G. B. : Je crois qu'à travers tout ce que vous venez de dire, il y a l'idée profonde que l'humanité est une et qu'il faut la traiter comme telle. On ne se protège pas si on ne protège pas tout le monde.

J. B. : D'autant que, comme je le disais, les problèmes posés sont des problèmes avant tout financiers qui ne sont rien à côté d'autres dépenses que l'on accepte sans difficulté. Les grandes victimes c'est une grande partie de l'Afrique et une petite partie de l'Asie orientale.

G. B. : Il y a aussi un paradoxe, dans de progrès de la médecine, c'est que les progrès de la médecine permettent, si je puis dire, à certaines maladies d'apparaître, alors qu'avant on ne les connaissait pas parce qu'on mourait avant d'en être atteint.

J. B. : C'est vrai aussi.
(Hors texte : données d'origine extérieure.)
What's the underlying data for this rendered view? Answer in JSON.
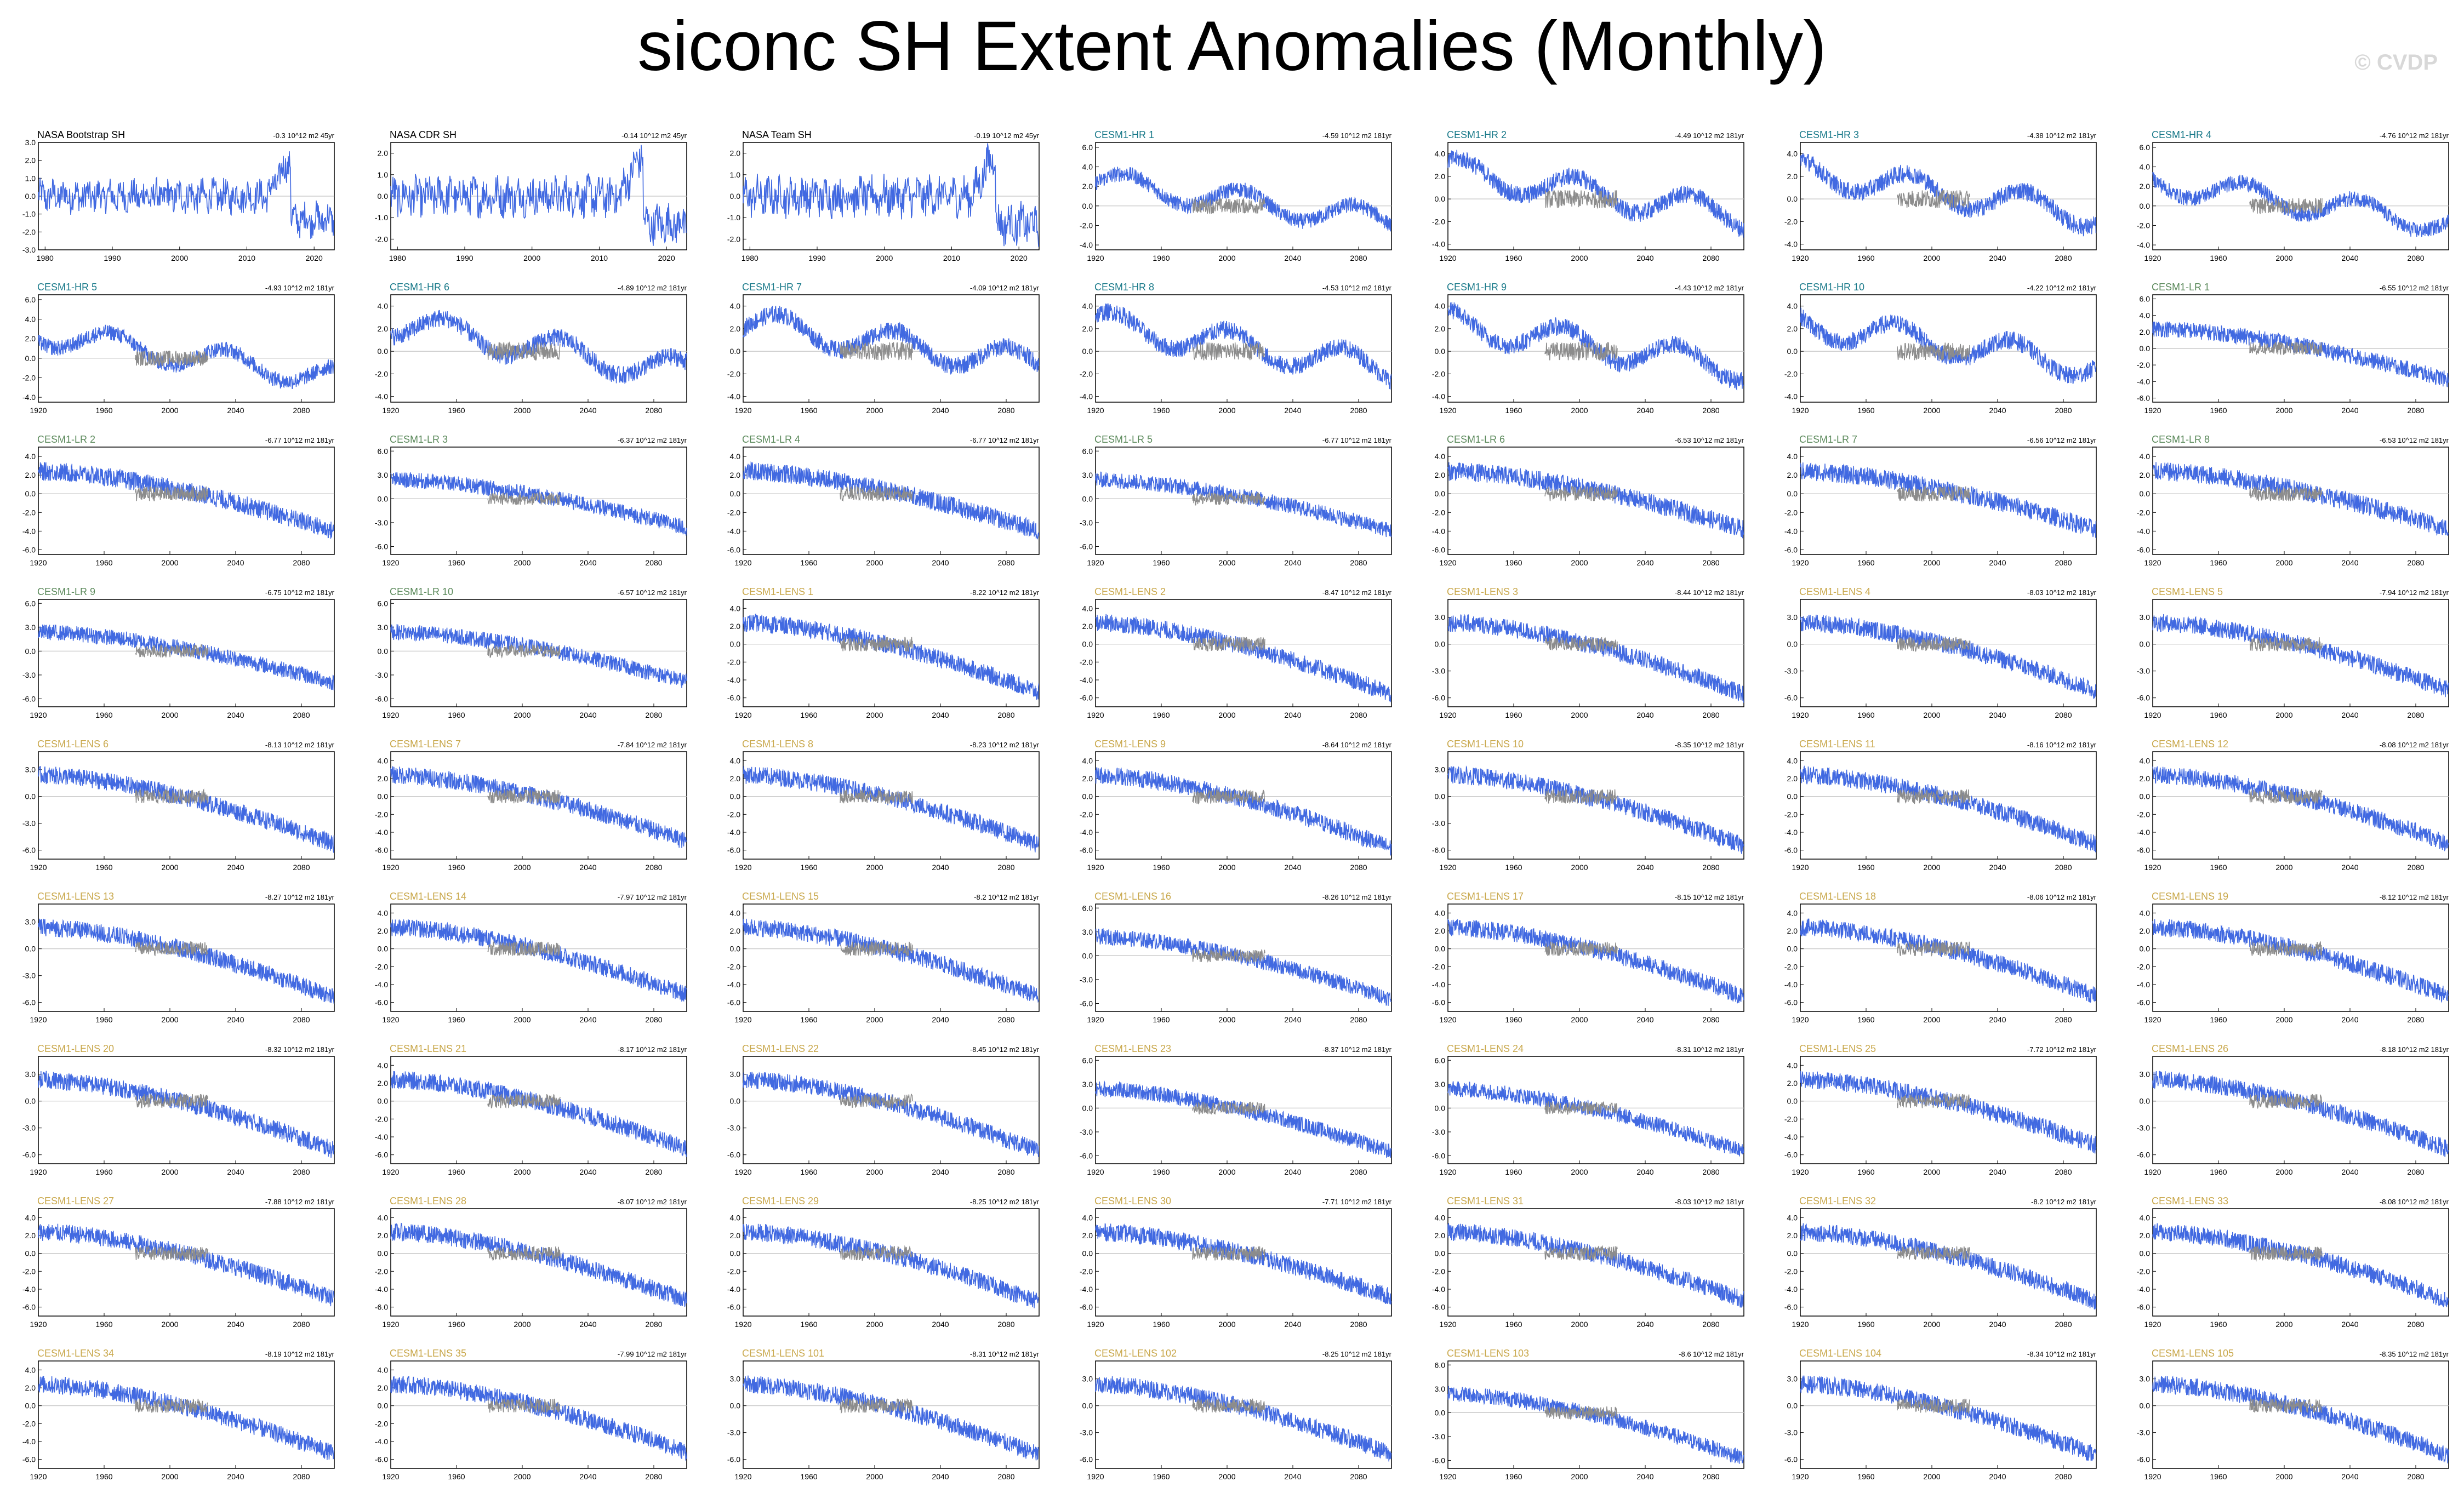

Un des mystères non résolus, c'est l'arrivée de nouvelles maladies. C'est un phénomène très étrange. Dans certains cas, tout à l'heure vous évoquiez le sida, on a compris que c'était une brusque extension d'une maladie qui existait dans une proportion très limitée des pays. Malgré tout, ce sont des maladies tout à fait nouvelles qu'on voit apparaître : le mystère le plus extraordinaire est ce qu'on a appelé la grippe espagnole après la première guerre mondiale qui brusquement s'est mise à tuer plus d'Européens que la guerre n'en avait tués ; c'est très mystérieux…

G. B. : Monsieur Jean Bernard, je vous remercie de nous avoir accordé cet entretien.